Un visi­teur pour­rait donner le nom d’un patient et un robot le mène­rait à son chevet (bon­jour le secret de l’hos­pi­ta­li­sa­tion !). Si le robot le plus proche n’était pas sûr de l’endroit, il pour­rait com­mu­ni­quer avec d’autres pour avoir de l’aide.

Chaque robot sera équipé de cap­teurs pour éviter des col­li­sions. Des "tech­no­lo­gies facia­les d’iden­ti­fi­ca­tion" seront uti­li­sées, ainsi les robots pour­raient repé­rer si une per­sonne non auto­ri­sée était entrée. Le projet ne pré­cise pas si les robots doi­vent « neu­tra­li­ser » la per­sonne non agréée, ni s’il y a un bouton « d’arrêt d’urgence » en cas de dys­fonc­tion­ne­ment du robot !

Entre la volonté de tout ratio­na­li­ser, pour réa­li­ser tou­jours plus d’économie, et les déli­res tech­no­lo­gi­ques de cer­tains, on cher­che a trans­for­mer l’hôpi­tal en un « centre de pres­ta­tions sani­tai­res ». Mais on ne peut rem­pla­cer les humains par des robots comme dans les usines auto­mo­bi­les, car nous ne cons­trui­sons pas des objets, nous soi­gnons d’autres êtres humains.
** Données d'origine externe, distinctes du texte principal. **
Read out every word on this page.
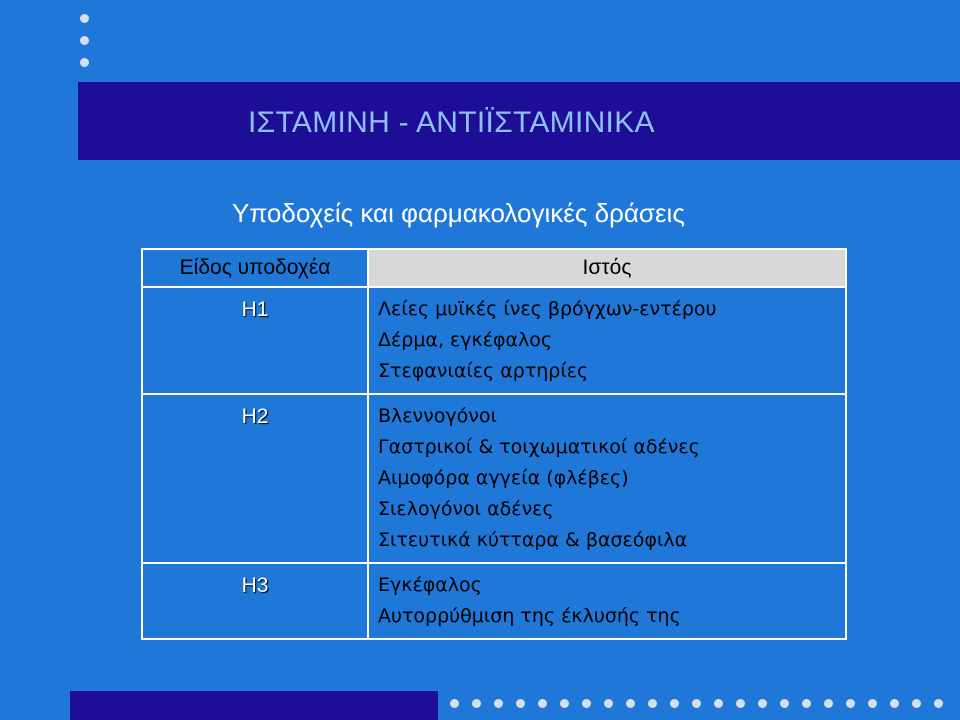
ΙΣΤΑΜΙΝΗ - ΑΝΤΙΪΣΤΑΜΙΝΙΚΑ
Υποδοχείς και φαρμακολογικές δράσεις
Είδος υποδοχέα	Ιστός
H1	Λείες μυϊκές ίνες βρόγχων-εντέρου
Δέρμα, εγκέφαλος
Στεφανιαίες αρτηρίες

H2	Βλεννογόνοι
Γαστρικοί & τοιχωματικοί αδένες
Αιμοφόρα αγγεία (φλέβες)
Σιελογόνοι αδένες
Σιτευτικά κύτταρα & βασεόφιλα

H3	Εγκέφαλος
Αυτορρύθμιση της έκλυσής της
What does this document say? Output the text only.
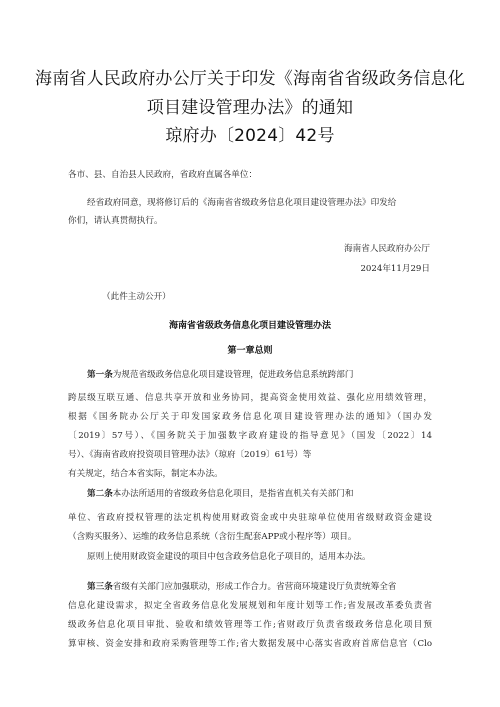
海南省人民政府办公厅关于印发《海南省省级政务信息化
项目建设管理办法》的通知
琼府办〔2024〕42号
各市、县、自治县人民政府，省政府直属各单位：
经省政府同意，现将修订后的《海南省省级政务信息化项目建设管理办法》印发给
你们，请认真贯彻执行。
海南省人民政府办公厅
2024年11月29日
（此件主动公开）
海南省省级政务信息化项目建设管理办法
第一章总则
第一条为规范省级政务信息化项目建设管理，促进政务信息系统跨部门
跨层级互联互通、信息共享开放和业务协同，提高资金使用效益、强化应用绩效管理，
根据《国务院办公厅关于印发国家政务信息化项目建设管理办法的通知》（国办发
〔2019〕57号）、《国务院关于加强数字政府建设的指导意见》（国发〔2022〕14
号）、《海南省政府投资项目管理办法》（琼府〔2019〕61号）等
有关规定，结合本省实际，制定本办法。
第二条本办法所适用的省级政务信息化项目，是指省直机关有关部门和
单位、省政府授权管理的法定机构使用财政资金或中央驻琼单位使用省级财政资金建设
（含购买服务）、运维的政务信息系统（含衍生配套APP或小程序等）项目。
原则上使用财政资金建设的项目中包含政务信息化子项目的，适用本办法。
第三条省级有关部门应加强联动，形成工作合力。省营商环境建设厅负责统筹全省
信息化建设需求，拟定全省政务信息化发展规划和年度计划等工作;省发展改革委负责省
级政务信息化项目审批、验收和绩效管理等工作;省财政厅负责省级政务信息化项目预
算审核、资金安排和政府采购管理等工作;省大数据发展中心落实省政府首席信息官（Clo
Les soins infir­miers décou­lent en effet des deux faces du concept « soi­gner » : trai­ter la mala­die, et pren­dre soin de la per­sonne. L’infir­mière repré­sente avant tout une pré­sence, qui défend la valeur et la dignité humaine du malade au sein de l’uni­vers hos­pi­talo-cen­triste, en rap­pe­lant qu’il est en lui-même une fin, c’est-à-dire une per­sonne que l’on doit res­pec­ter et pren­dre en compte, et non une simple chose (organe, patho­lo­gie) dont on peut dis­po­ser. De part sa vision glo­bale et ses capa­ci­tés rela­tion­nel­les, elle permet au malade de conser­ver son huma­nité.

Le Syndicat National des Professionnels Infirmiers SNPI CFE-CGC estime que face à la dérive tech­ni­cienne, et à la ten­ta­tion de tout stan­dar­di­ser par des pro­to­co­les et des normes, l’infir­mière est là pour garan­tir la per­son­na­li­sa­tion des soins, sa com­pé­tence et sa faculté de juge­ment débou­chant sur une meilleure qua­lité des soins. Pour ne pas perdre le sens de ses actes, l’infir­mière déve­loppe une réflexion de plus en plus vigi­lante sur la tech­ni­que, qui doit rester un ins­tru­ment de l’action.